Australian Alert!
Your neighbor has changed
Telling Australians their
ideas about Indonesia
are out-of-date can be a head-banging exercise.
Ambassador Gary Quinlan knows
this well. The boss of Australia’s
Jakarta Embassy has been back to his homeland five times this year promoting
the positives of his posting and telling listeners to update the software
between their ears.
On one trip to coastal New South Wales where he was raised and educated, Quinlan
spoke to Newcastle
University staff and
students. His message was clear: Their big neighbor was young, dynamic, keen
for investors, and democratic.
His speech wasn’t covered
by the print media though Quinlan is a local lad made good, having won high academic
and national recognition for his long and distinguished public service.
Before starting work in Jakarta last year he was Australia's
chief negotiator with Timor-Leste over the East Timor
maritime boundary dispute. The parties reached agreement.
On future trips to Australia Quinlan hopes to say the same thing,
though louder, to editorial boards of Australia’s major media
organisations. It will be a tough sell
in a scorched earth market of shriveling sales.
In this ill-explored digital landscape bemused managers flounder while trying
to determine directions.
Some overseas newsrooms in
Jakarta, like
Australian Associated Press, have closed.
Others have slashed staff or followed The Australian broadsheet and re-titled their journalists ‘Southeast Asia correspondents’. These busy reporters are expected to cover a
region of ten nations and 640 million people.
To the annoyance of
serious writers Indonesian stories most likely to get a run Down Under are
quirky tales of Aussie teens getting smashed on drugs or motorbikes and finding
Indonesia police react differently to cops in suburban Sydney.
The stories get pushed
higher if the alleged offender / victim is a sporting hero. Laws targeting blasphemers and gays are also
good for a few paragraphs.
Readers might forget
economically important Closer Economic Partnership Agreements for Bilateral Trade,
but they’ll surely remember the ‘bonk bans’, proposed laws to jail unmarried
couples found in the same bed.
The politics of Indonesia
are so complex comment is usually restricted to academic journals. The doings of Washington
and Whitehall
are equally knotty but cut-and-paste copy from the Anglosphere doesn’t need
translating.
In
the past year the Embassy has run more than ‘25 major public diplomacy programs’
plus film, fashion and food festivals.
Seminars have been held on millennials and democracy, artificial
intelligence, and women in business.
Australia’s multiculturalism has been promoted but Quinlan
knows this can be misunderstood as the two countries have different
understandings of the term.
In
Indonesia
it means a mix of citizens from the Republic’s 34 provinces and 300 ethnic
groups. In Australia it refers to settled
migrants. About 30 per cent of Australia’s
26 million people were born overseas.
In this year’s Lowy
Institute survey of Australian public attitudes, 59 per cent disagreed with the
statement that ‘Indonesia
is a democracy’ – which it has been for all this century.

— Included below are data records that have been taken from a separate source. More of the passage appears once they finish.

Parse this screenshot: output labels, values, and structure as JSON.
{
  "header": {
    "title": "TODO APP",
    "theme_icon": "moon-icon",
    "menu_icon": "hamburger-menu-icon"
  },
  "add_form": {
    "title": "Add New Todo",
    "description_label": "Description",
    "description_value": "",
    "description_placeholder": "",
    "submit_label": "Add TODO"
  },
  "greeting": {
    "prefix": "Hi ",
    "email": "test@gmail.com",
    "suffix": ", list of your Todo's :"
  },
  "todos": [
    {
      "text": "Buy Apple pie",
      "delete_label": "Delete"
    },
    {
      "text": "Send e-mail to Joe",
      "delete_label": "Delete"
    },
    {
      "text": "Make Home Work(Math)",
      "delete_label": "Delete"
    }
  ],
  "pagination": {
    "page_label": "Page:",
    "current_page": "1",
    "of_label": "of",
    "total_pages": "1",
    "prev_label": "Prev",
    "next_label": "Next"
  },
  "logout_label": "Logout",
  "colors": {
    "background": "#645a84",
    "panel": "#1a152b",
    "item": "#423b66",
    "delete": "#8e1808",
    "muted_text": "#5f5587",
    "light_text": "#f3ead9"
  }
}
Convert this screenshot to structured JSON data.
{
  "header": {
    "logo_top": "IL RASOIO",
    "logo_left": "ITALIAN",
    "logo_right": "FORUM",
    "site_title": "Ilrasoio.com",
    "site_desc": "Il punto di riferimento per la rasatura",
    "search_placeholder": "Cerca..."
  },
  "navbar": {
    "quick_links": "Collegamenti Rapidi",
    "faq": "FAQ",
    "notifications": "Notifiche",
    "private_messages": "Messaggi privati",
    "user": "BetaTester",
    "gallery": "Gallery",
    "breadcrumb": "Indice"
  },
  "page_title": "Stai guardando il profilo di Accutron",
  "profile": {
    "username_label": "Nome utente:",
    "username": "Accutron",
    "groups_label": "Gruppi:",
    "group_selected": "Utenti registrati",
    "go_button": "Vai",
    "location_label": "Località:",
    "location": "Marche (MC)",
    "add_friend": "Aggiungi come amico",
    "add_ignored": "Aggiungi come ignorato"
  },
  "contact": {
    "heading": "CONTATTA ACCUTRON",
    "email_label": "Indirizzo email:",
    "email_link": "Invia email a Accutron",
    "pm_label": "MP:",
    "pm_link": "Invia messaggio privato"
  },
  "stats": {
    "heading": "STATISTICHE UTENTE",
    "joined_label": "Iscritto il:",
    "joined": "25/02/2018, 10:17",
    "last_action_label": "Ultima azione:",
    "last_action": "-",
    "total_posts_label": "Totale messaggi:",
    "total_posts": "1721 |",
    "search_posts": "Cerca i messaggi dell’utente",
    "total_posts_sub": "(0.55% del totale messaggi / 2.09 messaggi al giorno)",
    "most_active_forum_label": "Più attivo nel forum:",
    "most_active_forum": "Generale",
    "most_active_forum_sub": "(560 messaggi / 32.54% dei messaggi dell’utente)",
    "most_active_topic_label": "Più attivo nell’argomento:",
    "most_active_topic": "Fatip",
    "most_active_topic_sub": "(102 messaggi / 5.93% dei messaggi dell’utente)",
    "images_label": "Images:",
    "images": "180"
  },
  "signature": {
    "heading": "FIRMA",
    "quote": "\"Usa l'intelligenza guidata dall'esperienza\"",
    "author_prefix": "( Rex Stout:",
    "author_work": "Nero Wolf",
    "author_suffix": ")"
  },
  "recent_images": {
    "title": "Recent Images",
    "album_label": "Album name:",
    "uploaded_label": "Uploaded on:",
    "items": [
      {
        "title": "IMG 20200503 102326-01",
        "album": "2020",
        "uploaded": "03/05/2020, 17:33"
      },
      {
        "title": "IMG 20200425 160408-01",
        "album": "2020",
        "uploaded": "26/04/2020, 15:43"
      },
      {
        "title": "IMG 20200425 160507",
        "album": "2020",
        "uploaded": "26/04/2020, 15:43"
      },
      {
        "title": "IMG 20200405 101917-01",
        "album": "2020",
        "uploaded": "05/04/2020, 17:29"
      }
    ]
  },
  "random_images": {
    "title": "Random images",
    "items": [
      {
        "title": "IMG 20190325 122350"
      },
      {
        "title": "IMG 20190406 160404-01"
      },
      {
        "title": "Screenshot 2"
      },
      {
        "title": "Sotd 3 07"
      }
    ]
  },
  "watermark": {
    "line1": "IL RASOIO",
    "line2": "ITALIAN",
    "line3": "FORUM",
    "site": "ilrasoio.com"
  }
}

The poll revealed Australians
think their country’s ‘best friend in the world’ is New
Zealand, then the US
and UK. Four per cent reckoned ‘China’, just one per cent ‘Indonesia’.
Against these facts Quinlan’s work is all uphill though he praised
government-to-government dealings. In a
recent speech he said: ‘Politically, our
relations are not fragile; in fact, they're very resilient.
‘Like any countries, especially close neighbours, we can
always be hostage to events, but both countries have a fundamental interest in
strong good relations and both are seriously committed to that.’
Maybe, though not enough – which will
always be the case when Indonesians outnumber Australians more than ten to one.
Here are some more headaches:In 2014 the Australian Government started the New Colombo Plan for young Australians to study in the region. Indonesia tops the list with 7,554 short-term ‘mobility grants’ of up to AUD 7,000; however only 65 have chosen Indonesia in the past six years for the prestigious scholarships worth AUD 69,000. More popular locations are Hong Kong, Singapore and Japan.
Meanwhile Australia has been slashing aid to Indonesia. In
2015 it cut funding by 40 per cent from AUD 542 million to AUD 323 million. Next year the knife will slice deeper to AUD
298 million.
Well over a million
Australians fill Bali’s bars and beaches every
year, yet the Institute says its long-term polling ‘has demonstrated the
wariness with which Australians and Indonesians regard each other.’
Many visitors think Hindu
Bali is a separate state and not a province in predominantly Muslim Indonesia,
just a short ferry ride across the 2.4 kilometer strait, but a formidable
barrier for unadventurous Aussies. Money
changers in Australian airports sometimes advertise ‘Bali Money’.
" We need to tap more of this potential, especially for young Australians.”